The veteran stage and screen actor, whose role in Quentin Tarantino's forthcoming "Pulp Fiction" is said to be both award-caliber and career-making, has been down this road before, and it didn't lead where everyone promised it would.
The year was 1991. The movie was Spike Lee's "Jungle Fever." His supporting performance as a desperate crack addict so impressed the judges at the Cannes Film Festival that they gave it a special citation, even though they normally recognize only lead players.
But Oscar didn't call. Oscar didn't even write.
"So although I know people are saying things now, I don't want to think about it," he says. "I'm already building my parachute."
A parachute is probably a good thing to have when your career is flying as high as Mr. Jackson's seems to be right now.
He's in the middle of filming "Die Hard 3" in Manhattan. In this installment of the mega-profitable franchise, due next summer, he gets more screen time than anyone except Bruce Willis.
He's appearing in "Fresh," one of the best movie surprises of the year, as an absentee father trying to forge some kind of connection with his 12-year-old son. He also shows up in "The New Age," a movie directed by Michael Tolkin, who wrote "The Player," that's due in late September.
In November comes "Losing Isaiah," in which Jessica Lange tries to adopt an abandoned black baby. Mr. Jackson is the lawyer who fights her in court.
Between "The New Age" and "Losing Isaiah" lies "Pulp Fiction." A triptych of three related tales involving crime and the city, it won top honors at Cannes this year and gives Mr. Jackson perhaps his meatiest role to date.

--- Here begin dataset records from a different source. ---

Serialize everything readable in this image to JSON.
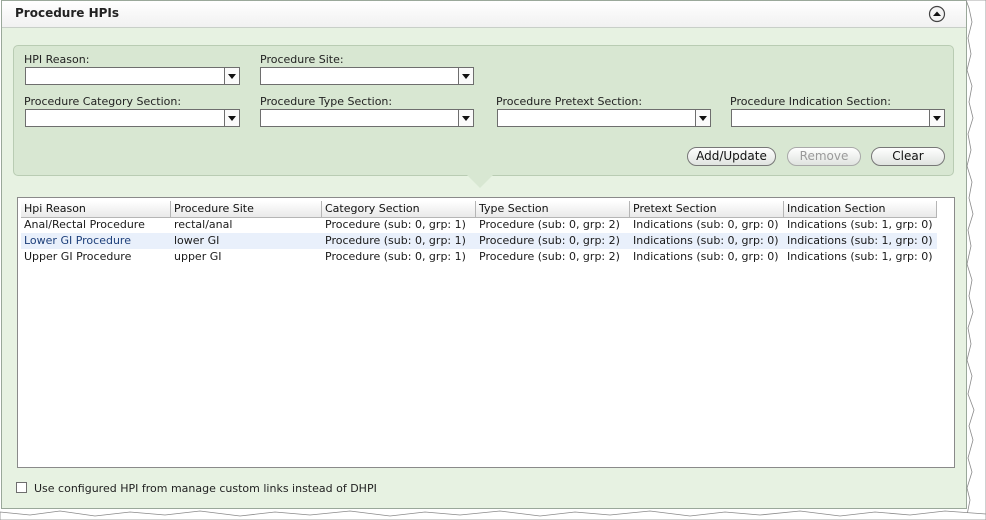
{
  "panel": {
    "title": "Procedure HPIs",
    "collapse_icon": "chevron-up-circle-icon"
  },
  "filters": {
    "hpi_reason": {
      "label": "HPI Reason:",
      "value": ""
    },
    "procedure_site": {
      "label": "Procedure Site:",
      "value": ""
    },
    "category_section": {
      "label": "Procedure Category Section:",
      "value": ""
    },
    "type_section": {
      "label": "Procedure Type Section:",
      "value": ""
    },
    "pretext_section": {
      "label": "Procedure Pretext Section:",
      "value": ""
    },
    "indication_section": {
      "label": "Procedure Indication Section:",
      "value": ""
    }
  },
  "buttons": {
    "add_update": "Add/Update",
    "remove": "Remove",
    "clear": "Clear"
  },
  "table": {
    "columns": [
      "Hpi Reason",
      "Procedure Site",
      "Category Section",
      "Type Section",
      "Pretext Section",
      "Indication Section"
    ],
    "rows": [
      [
        "Anal/Rectal Procedure",
        "rectal/anal",
        "Procedure (sub: 0, grp: 1)",
        "Procedure (sub: 0, grp: 2)",
        "Indications (sub: 0, grp: 0)",
        "Indications (sub: 1, grp: 0)"
      ],
      [
        "Lower GI Procedure",
        "lower GI",
        "Procedure (sub: 0, grp: 1)",
        "Procedure (sub: 0, grp: 2)",
        "Indications (sub: 0, grp: 0)",
        "Indications (sub: 1, grp: 0)"
      ],
      [
        "Upper GI Procedure",
        "upper GI",
        "Procedure (sub: 0, grp: 1)",
        "Procedure (sub: 0, grp: 2)",
        "Indications (sub: 0, grp: 0)",
        "Indications (sub: 1, grp: 0)"
      ]
    ]
  },
  "options": {
    "use_configured_hpi_label": "Use configured HPI from manage custom links instead of DHPI",
    "use_configured_hpi_checked": false
  },
  "colors": {
    "panel_bg": "#e7f2e2",
    "filter_bg": "#d8e7d2",
    "row_alt": "#e9f0fb"
  }
}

"I play a guy who's a contract killer," he explains. "He's a man who's had the power of life and death in his hands for years and years, and for one split second, it's taken from him, and he's totally vulnerable. But he doesn't die, and that changes his mind about the way he's been living."
He could easily play romantic or action leads, but his chameleonic skill, coupled with the limited opportunities for African-American actors, has cast him in the sometimes thankless role of character actor. Few people outside the business instantly know his name. His face, however, has grown increasingly familiar in recent years due to brief appearances in such big hits as "Jurassic Park" and "Patriot Games."
A man with eclectic tastes, Jackson has increasingly little time to indulge them. The movie offers are too plentiful.
"I'm on a short wish list right now of black actors people want, along with Denzel [Washington], Wesley [Snipes], Laurence Fishburne and Forest Whitaker," he says. "And I'm the cheapest on the list."